From Mike Poorman at StateCollege.com
James Franklin, head coach of the Penn State football team, sat down for a conversation about how building relationships is a key strength driving the improvement in his program. He had to learn midway through his career about the importance of relationships to his leadership role.
It really hit home with me that you can be the best coach in the world. You can be driven, you can be passionate, you can understand fundamentals and schemes and all of those things. But if guys don’t want to play hard for you, it’s not going to matter.
After this ‘a ha’ moment, he focused first on his relationships with his family.
If you think about it, it starts at home. If you have healthy, positive relationships at home with your wife, your kids — that’s where it starts. If you feel good about that and are grounded there, then you have an opportunity to go to work and focus on your job. If you’re not healthy at home, you’re going to be distracted at work. From home, it goes to the people you work with every single day.
Like other legendary coaches, Franklin learned that he can be more demanding of his players and staff when they know he has their best interest at heart.
If the players and people who you work with know how passionate you are and how much you care about them, and care about their journey — and now, care about Penn State — then you have the chance to do something special. You can be really challenging, you can be demanding, if they know how much you care and it is coming from the right place for the right reasons.
One example of how this focus on relationships comes up in their day-to-day decision making:
I tell the coaches all the time: Every time we have a discussion and a decision to make in the program, it should start with, “Is this something that is going to form healthy, positive relationships in our building?” If not, we shouldn’t be doing it.
This does not mean there are no conflicts within the team.
I tell the players all the time: “A true friend and a true teammate tells you what you need to hear, not what you want to hear.” A healthy and positive relationship doesn’t mean that it’s always rainbows and puppies. It’s about making decisions and having conversations that are in the individual’s — and, more importantly, the overall organization’s — best interest.
It’s being able to bring a player into your office and having a conversation with him — and it not being the best conversation in the world to have — but the player knowing the only reason you are having this conversation is because you care. Because if you didn’t care, you wouldn’t have that conversation in the first place.
On the field, this taps into the strongest driver of performance: wanting to deliver for your teammates.
if you’re the center, you know you can depend on the guard and the tackle next to you to do their job. Not only because it is their job, but because he doesn’t want to let the guy next to him down.
Being this connected to his players and staff also helps Franklin correct mistakes he has made.
There are times I may say something in a staff meeting or a team meeting, and it comes off the wrong way. I didn’t intend for it to come off the wrong way. But then you have one of your captains come in and say, “Coach, you said this and I don’t think it is what you meant. But this is how the team interpreted it.” Now, the next day I can go back and explain in better detail about what I meant.

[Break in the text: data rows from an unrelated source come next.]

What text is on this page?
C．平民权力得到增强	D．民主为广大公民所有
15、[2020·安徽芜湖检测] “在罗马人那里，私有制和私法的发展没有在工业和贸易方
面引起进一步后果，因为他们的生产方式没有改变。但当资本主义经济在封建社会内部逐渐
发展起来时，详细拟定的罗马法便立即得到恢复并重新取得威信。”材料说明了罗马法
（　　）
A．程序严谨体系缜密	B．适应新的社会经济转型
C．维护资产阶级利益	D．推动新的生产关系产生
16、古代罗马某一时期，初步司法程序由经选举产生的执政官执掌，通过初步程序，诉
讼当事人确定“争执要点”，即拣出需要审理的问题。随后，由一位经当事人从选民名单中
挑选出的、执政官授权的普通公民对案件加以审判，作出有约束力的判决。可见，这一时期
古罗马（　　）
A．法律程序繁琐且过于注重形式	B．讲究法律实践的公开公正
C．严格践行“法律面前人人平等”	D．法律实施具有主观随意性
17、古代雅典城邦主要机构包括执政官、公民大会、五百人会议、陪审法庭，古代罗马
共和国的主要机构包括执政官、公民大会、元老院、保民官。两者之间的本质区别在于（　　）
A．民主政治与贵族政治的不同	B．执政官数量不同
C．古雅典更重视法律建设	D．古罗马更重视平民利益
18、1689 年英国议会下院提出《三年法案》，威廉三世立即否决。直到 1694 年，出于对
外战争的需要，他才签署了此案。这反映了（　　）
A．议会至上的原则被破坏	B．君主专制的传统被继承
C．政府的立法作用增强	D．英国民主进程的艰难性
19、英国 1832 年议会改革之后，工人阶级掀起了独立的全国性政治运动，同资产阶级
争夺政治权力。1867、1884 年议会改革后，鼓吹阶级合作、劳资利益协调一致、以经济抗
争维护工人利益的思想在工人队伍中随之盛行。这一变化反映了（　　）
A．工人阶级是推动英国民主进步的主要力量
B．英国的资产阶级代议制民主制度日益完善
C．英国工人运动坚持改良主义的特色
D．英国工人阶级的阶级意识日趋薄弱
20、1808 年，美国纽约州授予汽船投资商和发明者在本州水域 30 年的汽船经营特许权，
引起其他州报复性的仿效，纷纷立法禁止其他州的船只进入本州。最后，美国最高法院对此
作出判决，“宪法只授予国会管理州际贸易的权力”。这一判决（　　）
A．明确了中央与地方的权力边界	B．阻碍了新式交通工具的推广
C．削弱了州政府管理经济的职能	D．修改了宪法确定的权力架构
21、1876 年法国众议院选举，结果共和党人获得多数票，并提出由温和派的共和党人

Without that relationship, they’re not going to come in.
We know the team we are supposed to build around us when we begin a leadership role, but recognize it will be tougher to do in practice.
Everybody says that when you get in a leadership position, you want to surround yourself with as many smart people as possible who will challenge you and allow you to grow. But then people get in those positions, and they’re intimidated by that.
Never feel like you’ve arrived. And remember who you are serving.
People talk about servant leadership and throw that term around. I believe that this is not my football program; this is the players’ football program, and we are here to help them reach their dreams. And it’s whatever those dreams may be, to become a doctor, a lawyer, a CEO, play in the NFL — or a combination of all of those things.
One way to assist a person and indirectly, the team, is to know who they rely on for help.
Now, if there is a problem or an issue, I can pick up the phone and call the mom or dad or a sister or the high school coach who is very involved, and say, “We’re struggling with this. We need your help, let’s work together.”